The authors acknowledge the strong linearity assumption made for StarCraft II allowing linear regression to learn SCMs.


The authors reiterate the paper’s contributions and briefly acknowledge the limitation that the causal model must be provided beforehand. They mention using explainee models to target explanations and adapting their model for continuous state variables (the ones in the StarCraft II domain were discrete).


This is an interesting paper and has a nice attempt at explanation generation for RL agents. I believe the issue of requiring a causal model is significant, and it deserved more explanation in the paper. How do we design a causal model for a different domain? It requires some amount of expert knowledge, which is precisely what model-based RL agents try to learn themselves. Perhaps this technique could be adapted to model-based RL agents: namely approximating their model using an action influence model and using the latter to generate explanations. I’m not sure why the paper restricted itself to model-free agents.

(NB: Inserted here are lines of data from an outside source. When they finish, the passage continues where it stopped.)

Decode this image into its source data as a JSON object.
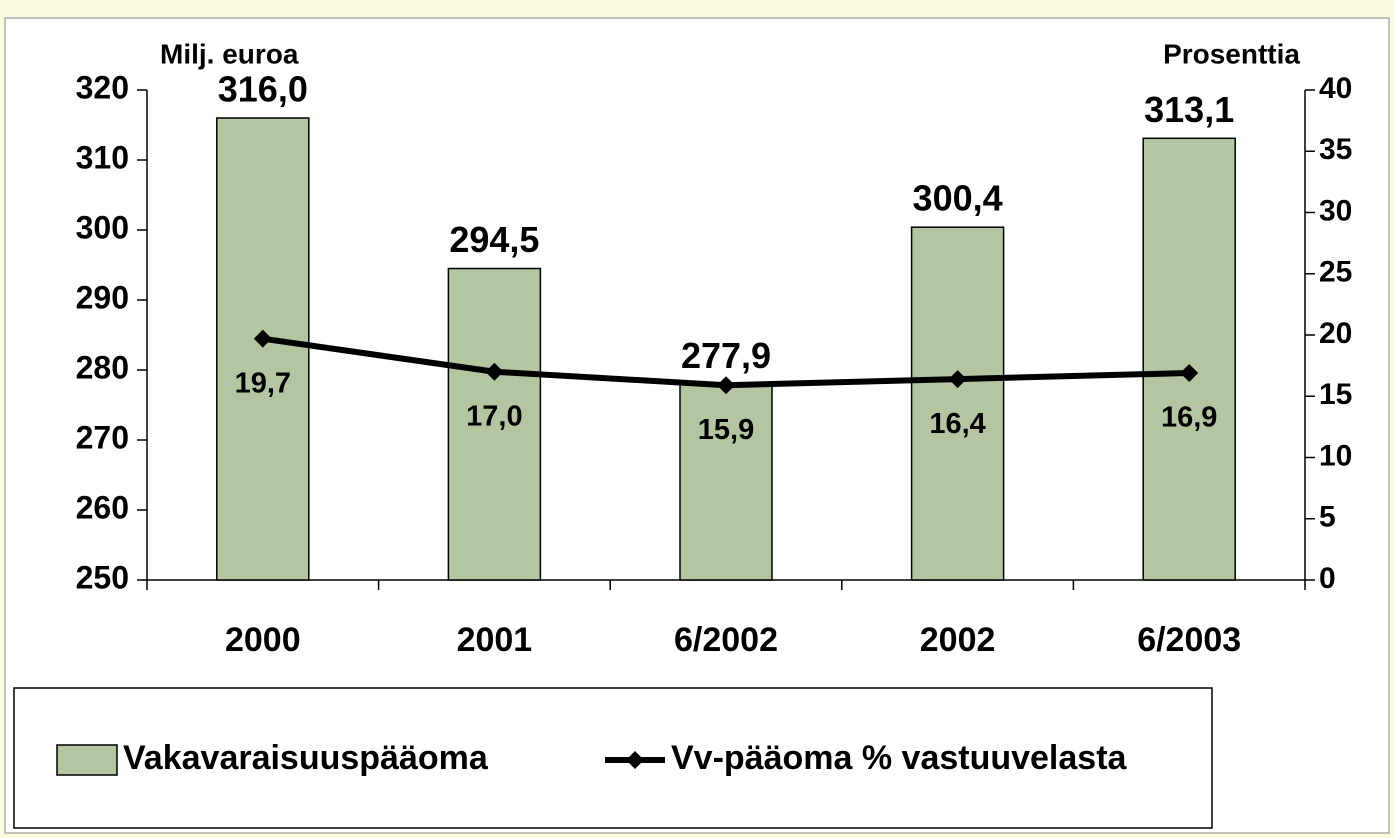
{
  "chart_data": {
    "type": "combo",
    "y_label": "Milj. euroa",
    "y2_label": "Prosenttia",
    "categories": [
      "2000",
      "2001",
      "6/2002",
      "2002",
      "6/2003"
    ],
    "series": [
      {
        "name": "Vakavaraisuuspääoma",
        "type": "bar",
        "color": "#b3c6a1",
        "values": [
          316.0,
          294.5,
          277.9,
          300.4,
          313.1
        ],
        "value_labels": [
          "316,0",
          "294,5",
          "277,9",
          "300,4",
          "313,1"
        ]
      },
      {
        "name": "Vv-pääoma % vastuuvelasta",
        "type": "line",
        "axis": "y2",
        "color": "#000000",
        "values": [
          19.7,
          17.0,
          15.9,
          16.4,
          16.9
        ],
        "value_labels": [
          "19,7",
          "17,0",
          "15,9",
          "16,4",
          "16,9"
        ]
      }
    ],
    "ylim": [
      250,
      320
    ],
    "yticks": [
      250,
      260,
      270,
      280,
      290,
      300,
      310,
      320
    ],
    "y2lim": [
      0,
      40
    ],
    "y2ticks": [
      0,
      5,
      10,
      15,
      20,
      25,
      30,
      35,
      40
    ]
  }
}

The action influence model also seems limited in its ability to represent the causal structure of a domain. It uses a DAG, which does not account for cyclic dependencies in domains (could one exist?). The authors acknowledge that the use of linear regression does not account for non-linear relationships between state variables, but I believe that could be solved by using a non-linear function approximator.

Lastly, the usage of satisfaction and trust metrics to measure explanation quality seems to incentivize explanations which sound good to humans but may not give them a good idea of how the agent works. Task prediction accuracy is a better metric, but then that constrains the model to be simulatable by a human, which is a big limitation. Perhaps a compromise would be accepting a certain score threshold.